Lamplugh, the name is celtic, originally Llanplwyf, and refers to the church place for the people round about. A church or chapel had existed on the site since c1150, with two previous reconstructions recorded in 1658 and 1771.
Today’s church was designed by the eminent Victorian architect, William Butterfield. Built in 1870 in the Perpendicular style, retaining the remodelled chancel and vestry and some mediaeval features. Three finely carved gargoyles can be seen defiantly projecting from the east wall. The exterior bell cote has two bells, one dating to the third quarter of the 15th century and the other to 1870.
The fine Victorian interior is lit with windows designed by Charles Eamer Kempe, St Oswald and St Aidan look down from their window in the nave. Two further windows are by the Kempe workshop under Walter Tower, three others are attributed to Clayton and Bell and one by Heaton, Butler and Bayne.
Two large memorials to members of the Lamplugh family are affixed to the west wall, an external memorial to the Dickinson family seals the former choir door into the chancel and brass plaques and windows also commemorate various Dickinsons.
A ‘Crusader’s’ tombstone is reputed to lie in the churchyard and on the vestry wall is the 1634 tombstone which may have replaced that of his ‘crusader’ ancestor. Also in the church are extracts from the 17th century register which records, inter alia the cause of death of one person as ‘frighted to death by fairies’. Other almost equally remarkable causes of deaths are quoted for visitors.

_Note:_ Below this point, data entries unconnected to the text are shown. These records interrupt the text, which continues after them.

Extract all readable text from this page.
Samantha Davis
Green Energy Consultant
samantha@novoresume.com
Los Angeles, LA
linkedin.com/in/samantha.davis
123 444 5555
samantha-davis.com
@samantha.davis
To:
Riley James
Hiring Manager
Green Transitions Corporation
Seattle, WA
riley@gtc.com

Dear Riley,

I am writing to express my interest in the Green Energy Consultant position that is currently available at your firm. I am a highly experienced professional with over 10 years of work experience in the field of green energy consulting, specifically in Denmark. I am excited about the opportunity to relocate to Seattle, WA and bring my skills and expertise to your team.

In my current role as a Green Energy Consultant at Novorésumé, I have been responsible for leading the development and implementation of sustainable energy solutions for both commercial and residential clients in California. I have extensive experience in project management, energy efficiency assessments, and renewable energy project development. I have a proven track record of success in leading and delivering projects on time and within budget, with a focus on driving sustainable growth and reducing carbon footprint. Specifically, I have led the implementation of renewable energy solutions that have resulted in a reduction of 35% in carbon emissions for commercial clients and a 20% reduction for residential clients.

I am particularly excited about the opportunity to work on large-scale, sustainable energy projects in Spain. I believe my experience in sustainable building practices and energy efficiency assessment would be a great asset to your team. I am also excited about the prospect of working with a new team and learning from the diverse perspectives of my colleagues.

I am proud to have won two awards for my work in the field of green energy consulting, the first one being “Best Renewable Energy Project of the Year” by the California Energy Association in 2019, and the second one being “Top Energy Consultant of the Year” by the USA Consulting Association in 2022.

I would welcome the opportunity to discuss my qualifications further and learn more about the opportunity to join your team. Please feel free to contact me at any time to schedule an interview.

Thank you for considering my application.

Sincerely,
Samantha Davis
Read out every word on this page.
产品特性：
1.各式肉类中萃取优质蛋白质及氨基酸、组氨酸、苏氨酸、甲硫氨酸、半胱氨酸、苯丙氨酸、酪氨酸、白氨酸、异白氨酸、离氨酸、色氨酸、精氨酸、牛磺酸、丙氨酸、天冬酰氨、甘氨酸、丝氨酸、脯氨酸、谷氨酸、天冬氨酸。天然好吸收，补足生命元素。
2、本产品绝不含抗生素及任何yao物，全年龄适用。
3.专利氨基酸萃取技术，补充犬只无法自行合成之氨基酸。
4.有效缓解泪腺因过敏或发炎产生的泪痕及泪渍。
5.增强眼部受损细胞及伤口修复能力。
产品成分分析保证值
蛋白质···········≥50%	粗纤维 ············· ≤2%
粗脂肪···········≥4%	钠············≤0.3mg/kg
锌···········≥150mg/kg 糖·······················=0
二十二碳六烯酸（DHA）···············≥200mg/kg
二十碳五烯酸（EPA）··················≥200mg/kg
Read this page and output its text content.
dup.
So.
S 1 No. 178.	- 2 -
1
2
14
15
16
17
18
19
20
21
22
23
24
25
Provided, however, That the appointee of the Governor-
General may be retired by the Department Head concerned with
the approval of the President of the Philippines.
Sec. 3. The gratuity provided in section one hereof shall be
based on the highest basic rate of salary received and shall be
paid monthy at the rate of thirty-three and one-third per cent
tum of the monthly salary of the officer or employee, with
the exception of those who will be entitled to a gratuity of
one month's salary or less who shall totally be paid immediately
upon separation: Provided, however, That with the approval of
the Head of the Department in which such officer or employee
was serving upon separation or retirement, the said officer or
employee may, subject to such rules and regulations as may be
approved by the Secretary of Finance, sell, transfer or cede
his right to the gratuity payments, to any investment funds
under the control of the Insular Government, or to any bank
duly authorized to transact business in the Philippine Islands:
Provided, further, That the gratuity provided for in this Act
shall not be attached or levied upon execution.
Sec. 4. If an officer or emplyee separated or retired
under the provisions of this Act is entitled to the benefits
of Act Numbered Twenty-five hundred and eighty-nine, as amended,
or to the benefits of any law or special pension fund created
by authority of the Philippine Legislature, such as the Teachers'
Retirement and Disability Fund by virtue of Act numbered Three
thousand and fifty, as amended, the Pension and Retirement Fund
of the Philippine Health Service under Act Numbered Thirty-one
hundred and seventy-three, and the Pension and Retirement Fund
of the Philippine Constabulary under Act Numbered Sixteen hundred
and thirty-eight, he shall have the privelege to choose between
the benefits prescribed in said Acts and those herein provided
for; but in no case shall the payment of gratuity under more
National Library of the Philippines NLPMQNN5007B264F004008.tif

Melvyn Bragg writes in the forward, to Betty Marshalls book, Lamplugh ‘is an ancient place with an intriguing story to tell. The church has been its keystone. It is remarkable that the exploration of one building can yield so much about the lives of so many over so long a period’. The derivation of the name Lamplugh is taken from Betty's book, whereas the 'Dictionary of English Placenames' gives the Celtic derivation as being 'bare valley' from the Celtic nant + blwch. The difference in meanings could well have arisen from incorrect pronunciations in the past of the original Celtic.
Used as a focal point for the scattered rural community for centuries. It is believed that Lamplugh church is the first Anglican church in the country to have a Methodist Minister (shared with the other two churches in the parish).